"The attraction of simplicity is mysterious because it draws us in a completely opposite direction from where most of the world seems to be going: away from conspicuous display, accumulation, egoism, and public visibility — toward a life more silent, humble, and transparent than anything known to the extroverted culture of consumerism."
~ Mark A. Burch
Plans were made with a friend during the week to trade some of Daisy's milk for some of her chook eggs. We agreed to meet up at the Farmer's Market this morning and we duly made our trade transaction.
From there I had to drive to Tanunda to deliver some jams and honey to Nosh Cafe, but along the way I was distracted by a "Garage Sale" sign. Of course I had to stop for a look. Got talking to the owner of the house and although she was selling some most beautiful items, my house is so cluttered, buying more things just isn't an option. After all, I am trying valiantly to de-clutter, but occasional special finds can sometimes be had.
Somehow, the subject came up that I had a farm gate stall, and by chance I have eggs in the car for sale. She asked to have some and perhaps we could trade something. So I took some cuttings from her garden and a couple of lovely little hand embroidered old handkerchiefs. I know the perfect person who will love them.

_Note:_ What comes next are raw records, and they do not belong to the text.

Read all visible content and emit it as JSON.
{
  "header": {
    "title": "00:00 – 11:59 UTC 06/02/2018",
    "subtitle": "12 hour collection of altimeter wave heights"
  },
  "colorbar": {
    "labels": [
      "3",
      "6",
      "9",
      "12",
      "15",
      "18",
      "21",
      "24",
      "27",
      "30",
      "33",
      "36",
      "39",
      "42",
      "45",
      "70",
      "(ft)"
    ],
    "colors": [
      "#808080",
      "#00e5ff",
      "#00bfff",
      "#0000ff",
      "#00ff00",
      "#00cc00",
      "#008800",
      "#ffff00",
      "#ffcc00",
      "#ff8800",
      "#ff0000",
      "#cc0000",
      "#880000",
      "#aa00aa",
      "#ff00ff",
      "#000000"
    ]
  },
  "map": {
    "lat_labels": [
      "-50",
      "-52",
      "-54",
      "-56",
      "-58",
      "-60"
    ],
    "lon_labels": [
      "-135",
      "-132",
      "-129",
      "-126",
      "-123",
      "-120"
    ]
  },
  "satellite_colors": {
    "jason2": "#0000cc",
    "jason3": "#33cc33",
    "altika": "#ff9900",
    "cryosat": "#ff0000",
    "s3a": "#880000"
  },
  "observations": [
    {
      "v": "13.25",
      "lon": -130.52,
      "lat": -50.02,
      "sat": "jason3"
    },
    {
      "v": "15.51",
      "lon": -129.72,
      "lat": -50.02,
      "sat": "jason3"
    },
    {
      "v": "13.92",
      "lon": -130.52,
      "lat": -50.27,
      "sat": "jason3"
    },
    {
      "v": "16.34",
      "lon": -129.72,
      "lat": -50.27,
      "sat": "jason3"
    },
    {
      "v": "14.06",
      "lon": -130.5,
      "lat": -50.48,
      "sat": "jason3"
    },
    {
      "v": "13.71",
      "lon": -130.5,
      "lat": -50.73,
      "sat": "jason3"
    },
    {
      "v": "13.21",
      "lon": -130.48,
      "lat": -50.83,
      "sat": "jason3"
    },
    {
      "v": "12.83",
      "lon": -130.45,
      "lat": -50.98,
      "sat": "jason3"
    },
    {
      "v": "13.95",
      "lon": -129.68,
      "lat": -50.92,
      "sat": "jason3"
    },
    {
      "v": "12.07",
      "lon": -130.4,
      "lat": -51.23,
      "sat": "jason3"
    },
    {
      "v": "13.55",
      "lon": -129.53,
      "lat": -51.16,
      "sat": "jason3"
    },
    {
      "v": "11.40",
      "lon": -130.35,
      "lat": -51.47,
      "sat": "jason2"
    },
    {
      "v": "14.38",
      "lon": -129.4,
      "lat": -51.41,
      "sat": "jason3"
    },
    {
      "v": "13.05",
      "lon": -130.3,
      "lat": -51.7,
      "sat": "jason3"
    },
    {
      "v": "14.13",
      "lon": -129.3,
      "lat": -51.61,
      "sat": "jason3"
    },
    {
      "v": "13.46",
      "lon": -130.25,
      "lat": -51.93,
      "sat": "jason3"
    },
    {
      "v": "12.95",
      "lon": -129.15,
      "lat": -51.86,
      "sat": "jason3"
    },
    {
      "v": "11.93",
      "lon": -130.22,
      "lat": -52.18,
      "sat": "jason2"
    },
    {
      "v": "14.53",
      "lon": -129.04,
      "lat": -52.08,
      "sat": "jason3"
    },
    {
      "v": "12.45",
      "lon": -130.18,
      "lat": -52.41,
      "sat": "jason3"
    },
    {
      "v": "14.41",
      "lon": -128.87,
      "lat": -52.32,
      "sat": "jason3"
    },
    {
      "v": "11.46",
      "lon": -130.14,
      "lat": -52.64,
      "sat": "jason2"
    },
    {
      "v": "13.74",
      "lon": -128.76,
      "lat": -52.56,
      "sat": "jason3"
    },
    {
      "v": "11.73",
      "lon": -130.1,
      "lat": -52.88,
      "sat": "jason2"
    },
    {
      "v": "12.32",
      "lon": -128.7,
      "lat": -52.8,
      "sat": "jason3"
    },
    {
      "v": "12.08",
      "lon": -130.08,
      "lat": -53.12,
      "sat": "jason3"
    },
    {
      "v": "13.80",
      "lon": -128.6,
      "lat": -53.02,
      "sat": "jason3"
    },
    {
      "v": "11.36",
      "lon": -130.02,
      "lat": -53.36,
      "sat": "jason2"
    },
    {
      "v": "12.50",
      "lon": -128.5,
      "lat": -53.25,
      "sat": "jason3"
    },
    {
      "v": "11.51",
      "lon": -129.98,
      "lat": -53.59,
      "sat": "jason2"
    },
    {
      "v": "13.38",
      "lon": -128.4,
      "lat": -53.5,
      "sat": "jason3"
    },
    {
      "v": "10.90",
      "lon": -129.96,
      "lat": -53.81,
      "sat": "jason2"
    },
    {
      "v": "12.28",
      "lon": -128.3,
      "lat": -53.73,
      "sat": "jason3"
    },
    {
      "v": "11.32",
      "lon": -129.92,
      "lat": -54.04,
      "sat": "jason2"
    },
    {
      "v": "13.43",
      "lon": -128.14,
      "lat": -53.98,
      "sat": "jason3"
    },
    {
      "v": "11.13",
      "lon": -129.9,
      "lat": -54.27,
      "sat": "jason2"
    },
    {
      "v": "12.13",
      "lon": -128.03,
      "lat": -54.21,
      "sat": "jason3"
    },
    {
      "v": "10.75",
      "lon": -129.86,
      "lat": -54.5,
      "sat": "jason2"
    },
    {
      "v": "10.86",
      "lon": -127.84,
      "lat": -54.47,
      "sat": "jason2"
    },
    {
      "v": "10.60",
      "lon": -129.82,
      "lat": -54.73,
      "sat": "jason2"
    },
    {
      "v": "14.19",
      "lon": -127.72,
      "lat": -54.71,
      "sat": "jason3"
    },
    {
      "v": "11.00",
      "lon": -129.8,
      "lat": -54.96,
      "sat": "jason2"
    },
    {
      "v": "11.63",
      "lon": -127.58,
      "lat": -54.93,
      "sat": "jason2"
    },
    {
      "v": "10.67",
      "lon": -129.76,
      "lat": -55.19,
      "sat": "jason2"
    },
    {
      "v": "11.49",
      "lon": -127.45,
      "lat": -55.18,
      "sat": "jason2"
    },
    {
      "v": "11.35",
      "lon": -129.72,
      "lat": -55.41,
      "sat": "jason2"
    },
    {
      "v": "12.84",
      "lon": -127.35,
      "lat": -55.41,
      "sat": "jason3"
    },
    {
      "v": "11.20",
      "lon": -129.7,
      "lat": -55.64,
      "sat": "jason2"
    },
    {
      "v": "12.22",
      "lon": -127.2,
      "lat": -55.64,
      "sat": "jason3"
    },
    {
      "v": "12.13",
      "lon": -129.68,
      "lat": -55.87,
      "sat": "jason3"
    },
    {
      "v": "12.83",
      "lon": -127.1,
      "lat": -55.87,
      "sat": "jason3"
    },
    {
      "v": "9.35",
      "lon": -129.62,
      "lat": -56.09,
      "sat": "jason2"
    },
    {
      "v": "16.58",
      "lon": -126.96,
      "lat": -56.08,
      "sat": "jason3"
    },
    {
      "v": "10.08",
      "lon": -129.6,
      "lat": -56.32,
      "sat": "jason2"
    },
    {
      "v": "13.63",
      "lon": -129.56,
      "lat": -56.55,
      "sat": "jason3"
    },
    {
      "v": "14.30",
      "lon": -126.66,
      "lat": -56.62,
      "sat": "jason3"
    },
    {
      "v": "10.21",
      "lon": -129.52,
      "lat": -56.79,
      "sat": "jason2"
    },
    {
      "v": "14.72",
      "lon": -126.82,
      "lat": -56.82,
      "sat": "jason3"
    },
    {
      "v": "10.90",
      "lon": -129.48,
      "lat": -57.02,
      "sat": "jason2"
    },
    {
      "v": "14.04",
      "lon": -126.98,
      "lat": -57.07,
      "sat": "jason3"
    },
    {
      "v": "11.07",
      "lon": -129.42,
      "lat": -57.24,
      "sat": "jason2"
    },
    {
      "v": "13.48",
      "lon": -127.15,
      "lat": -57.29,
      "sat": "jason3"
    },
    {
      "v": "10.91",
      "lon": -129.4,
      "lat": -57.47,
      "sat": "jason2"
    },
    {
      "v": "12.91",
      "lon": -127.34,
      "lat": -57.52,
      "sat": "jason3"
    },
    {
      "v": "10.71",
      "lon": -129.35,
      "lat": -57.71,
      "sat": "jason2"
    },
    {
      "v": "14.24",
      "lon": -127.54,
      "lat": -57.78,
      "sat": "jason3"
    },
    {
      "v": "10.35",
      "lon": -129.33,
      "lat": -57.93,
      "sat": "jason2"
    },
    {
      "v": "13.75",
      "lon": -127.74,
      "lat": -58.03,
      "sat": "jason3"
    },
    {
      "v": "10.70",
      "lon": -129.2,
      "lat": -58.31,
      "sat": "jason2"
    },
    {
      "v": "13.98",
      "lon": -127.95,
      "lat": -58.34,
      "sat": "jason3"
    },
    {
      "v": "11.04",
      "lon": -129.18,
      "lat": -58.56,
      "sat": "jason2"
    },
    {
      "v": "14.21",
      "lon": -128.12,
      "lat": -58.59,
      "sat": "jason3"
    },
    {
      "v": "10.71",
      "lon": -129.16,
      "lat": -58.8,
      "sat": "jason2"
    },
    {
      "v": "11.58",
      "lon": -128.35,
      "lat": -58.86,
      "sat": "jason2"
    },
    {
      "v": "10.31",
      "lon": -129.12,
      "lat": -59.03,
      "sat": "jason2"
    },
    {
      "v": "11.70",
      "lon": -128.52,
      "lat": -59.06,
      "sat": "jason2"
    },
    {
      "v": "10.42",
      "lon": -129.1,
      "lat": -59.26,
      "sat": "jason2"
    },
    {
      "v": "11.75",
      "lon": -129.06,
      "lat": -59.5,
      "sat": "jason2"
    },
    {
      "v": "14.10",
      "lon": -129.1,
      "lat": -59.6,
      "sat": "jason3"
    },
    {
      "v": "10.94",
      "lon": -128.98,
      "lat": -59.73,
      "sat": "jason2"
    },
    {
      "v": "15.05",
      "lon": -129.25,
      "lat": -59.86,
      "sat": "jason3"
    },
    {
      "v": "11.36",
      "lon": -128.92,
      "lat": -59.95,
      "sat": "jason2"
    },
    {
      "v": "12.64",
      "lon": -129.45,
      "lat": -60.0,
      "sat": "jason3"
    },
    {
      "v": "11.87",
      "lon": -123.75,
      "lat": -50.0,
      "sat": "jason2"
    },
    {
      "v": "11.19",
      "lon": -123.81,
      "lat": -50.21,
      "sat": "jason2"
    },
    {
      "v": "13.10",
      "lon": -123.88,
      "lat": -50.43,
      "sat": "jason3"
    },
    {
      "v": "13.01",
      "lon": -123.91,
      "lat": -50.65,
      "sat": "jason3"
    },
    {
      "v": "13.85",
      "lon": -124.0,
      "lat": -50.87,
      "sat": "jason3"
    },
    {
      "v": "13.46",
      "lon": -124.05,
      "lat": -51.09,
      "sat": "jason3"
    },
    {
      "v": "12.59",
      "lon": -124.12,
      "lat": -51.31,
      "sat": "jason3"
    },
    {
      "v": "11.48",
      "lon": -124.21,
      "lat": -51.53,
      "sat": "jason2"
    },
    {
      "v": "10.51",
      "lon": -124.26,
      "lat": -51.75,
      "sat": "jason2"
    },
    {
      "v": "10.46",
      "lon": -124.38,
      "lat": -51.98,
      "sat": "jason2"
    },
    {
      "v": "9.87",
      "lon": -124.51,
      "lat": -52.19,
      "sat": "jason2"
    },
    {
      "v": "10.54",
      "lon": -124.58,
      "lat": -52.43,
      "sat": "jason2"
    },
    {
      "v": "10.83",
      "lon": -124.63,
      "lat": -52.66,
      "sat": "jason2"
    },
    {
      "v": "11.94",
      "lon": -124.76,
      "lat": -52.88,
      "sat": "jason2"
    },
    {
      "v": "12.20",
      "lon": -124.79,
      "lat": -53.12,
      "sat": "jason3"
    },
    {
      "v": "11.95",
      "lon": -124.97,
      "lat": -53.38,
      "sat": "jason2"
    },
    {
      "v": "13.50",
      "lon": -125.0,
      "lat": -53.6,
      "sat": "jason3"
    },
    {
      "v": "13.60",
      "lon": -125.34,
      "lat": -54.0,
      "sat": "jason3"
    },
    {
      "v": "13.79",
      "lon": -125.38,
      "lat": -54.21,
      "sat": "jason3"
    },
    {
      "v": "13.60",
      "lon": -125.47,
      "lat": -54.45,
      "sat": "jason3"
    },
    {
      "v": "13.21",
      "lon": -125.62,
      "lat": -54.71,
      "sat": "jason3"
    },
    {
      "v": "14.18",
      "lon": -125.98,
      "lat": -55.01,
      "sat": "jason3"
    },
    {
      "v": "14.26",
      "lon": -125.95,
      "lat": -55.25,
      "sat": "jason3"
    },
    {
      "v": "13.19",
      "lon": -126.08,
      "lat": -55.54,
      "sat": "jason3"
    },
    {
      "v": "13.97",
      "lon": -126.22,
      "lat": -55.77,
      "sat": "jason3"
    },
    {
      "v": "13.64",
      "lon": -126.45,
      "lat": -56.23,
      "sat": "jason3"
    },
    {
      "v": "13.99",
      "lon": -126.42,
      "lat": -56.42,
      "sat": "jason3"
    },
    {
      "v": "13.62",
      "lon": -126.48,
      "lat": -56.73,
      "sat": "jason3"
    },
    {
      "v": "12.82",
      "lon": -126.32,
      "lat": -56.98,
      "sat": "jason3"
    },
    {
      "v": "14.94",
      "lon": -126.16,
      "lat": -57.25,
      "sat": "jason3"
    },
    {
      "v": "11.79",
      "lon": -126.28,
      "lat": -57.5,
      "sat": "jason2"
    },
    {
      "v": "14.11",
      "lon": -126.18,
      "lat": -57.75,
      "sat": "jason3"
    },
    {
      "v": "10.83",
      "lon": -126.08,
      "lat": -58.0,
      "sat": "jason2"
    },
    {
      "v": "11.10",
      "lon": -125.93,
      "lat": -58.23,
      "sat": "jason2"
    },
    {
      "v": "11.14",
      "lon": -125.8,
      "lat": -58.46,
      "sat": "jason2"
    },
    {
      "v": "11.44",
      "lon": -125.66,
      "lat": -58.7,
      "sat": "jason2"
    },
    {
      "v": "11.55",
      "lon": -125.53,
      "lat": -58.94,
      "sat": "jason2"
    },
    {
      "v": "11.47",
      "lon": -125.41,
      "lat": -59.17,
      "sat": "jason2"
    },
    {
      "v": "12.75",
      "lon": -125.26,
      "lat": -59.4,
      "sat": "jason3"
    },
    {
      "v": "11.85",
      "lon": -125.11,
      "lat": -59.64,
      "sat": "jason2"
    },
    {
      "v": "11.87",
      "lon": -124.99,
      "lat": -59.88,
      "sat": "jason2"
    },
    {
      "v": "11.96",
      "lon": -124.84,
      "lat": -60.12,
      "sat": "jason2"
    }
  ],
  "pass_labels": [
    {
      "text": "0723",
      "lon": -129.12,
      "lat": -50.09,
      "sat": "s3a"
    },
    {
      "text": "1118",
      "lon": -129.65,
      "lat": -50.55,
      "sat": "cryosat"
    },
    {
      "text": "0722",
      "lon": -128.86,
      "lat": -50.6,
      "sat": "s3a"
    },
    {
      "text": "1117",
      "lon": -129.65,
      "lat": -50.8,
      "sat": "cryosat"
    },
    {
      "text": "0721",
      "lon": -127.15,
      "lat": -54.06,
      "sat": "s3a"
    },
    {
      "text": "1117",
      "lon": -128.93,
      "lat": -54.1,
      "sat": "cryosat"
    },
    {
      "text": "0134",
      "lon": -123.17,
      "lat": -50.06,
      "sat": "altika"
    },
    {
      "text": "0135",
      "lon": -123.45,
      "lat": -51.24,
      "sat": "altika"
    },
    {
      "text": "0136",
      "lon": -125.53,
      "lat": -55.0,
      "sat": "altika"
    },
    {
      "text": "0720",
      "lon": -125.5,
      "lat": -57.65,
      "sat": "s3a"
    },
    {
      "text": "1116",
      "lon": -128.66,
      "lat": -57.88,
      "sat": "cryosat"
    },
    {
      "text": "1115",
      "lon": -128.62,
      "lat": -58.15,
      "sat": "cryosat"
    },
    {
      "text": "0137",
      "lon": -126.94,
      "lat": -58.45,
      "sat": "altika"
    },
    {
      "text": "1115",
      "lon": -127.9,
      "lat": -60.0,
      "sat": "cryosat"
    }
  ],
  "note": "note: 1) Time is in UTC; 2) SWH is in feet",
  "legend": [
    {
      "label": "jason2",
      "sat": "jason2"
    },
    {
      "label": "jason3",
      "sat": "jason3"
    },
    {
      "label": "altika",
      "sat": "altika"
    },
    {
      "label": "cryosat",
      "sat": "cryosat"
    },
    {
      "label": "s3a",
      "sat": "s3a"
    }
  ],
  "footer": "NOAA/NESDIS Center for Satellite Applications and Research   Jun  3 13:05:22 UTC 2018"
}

No money changed hands, but after setting off from home this morning with a bucket of this morning's milk, I returned with eggs, plant cuttings and the perfect gift of the hankies for daughter Lizzie.
Lavender is due to have her first calf next month. Brian trained her to go into the bales when she was young, so now we're refreshing her memory in preparation for her first milking soon after the birth.
She is a Murray Grey/Jersey cross breed that we bought from a dairy when she was two days old, hand raised her on milk, and now at two years old she is about to calve.
A perfect sized little cow for our small farm and will hopefully give us plenty of Jersey milk and raise her Angas calf. This will be the first calf from our young bull, Mulga Bill.
Well, this could be interesting.
We had no way of calculating just how much milk she was producing whilst we were share milking her, but once she settled down and started letting her milk down, which took a couple of days, we're getting 25 litres per day.
What to do with it all? Cheeses of all description, yoghurt, icecream, butter etc.
We can't possibly use it all, so are separating the cream out with the old milk separator and making lots of butter, selling the excess in the Farm-gate stall.
When the pigs arrive soon they will consume some of the milk, and the chooks are getting a big bowl of yoghurt each day to boost their protien intake.
A large bucket of milk with a small bit of yoghurt added initially (with a lid on) sits out in the sun. I take out a bowl full each day for the chooks and add more milk to top it up. By the next day it has become yoghurt again.
The whey is tipped onto the garden or into the compost heap.
The hens would have been so old and tough. A bit like the story of how to cook a Galah. Throw in a rock with the Galah and veges, when the rock is tender throw away the Galah and eat the rock. Or something like that.
Today I made wanton soup with the stock and some of the mince. It was so tasty.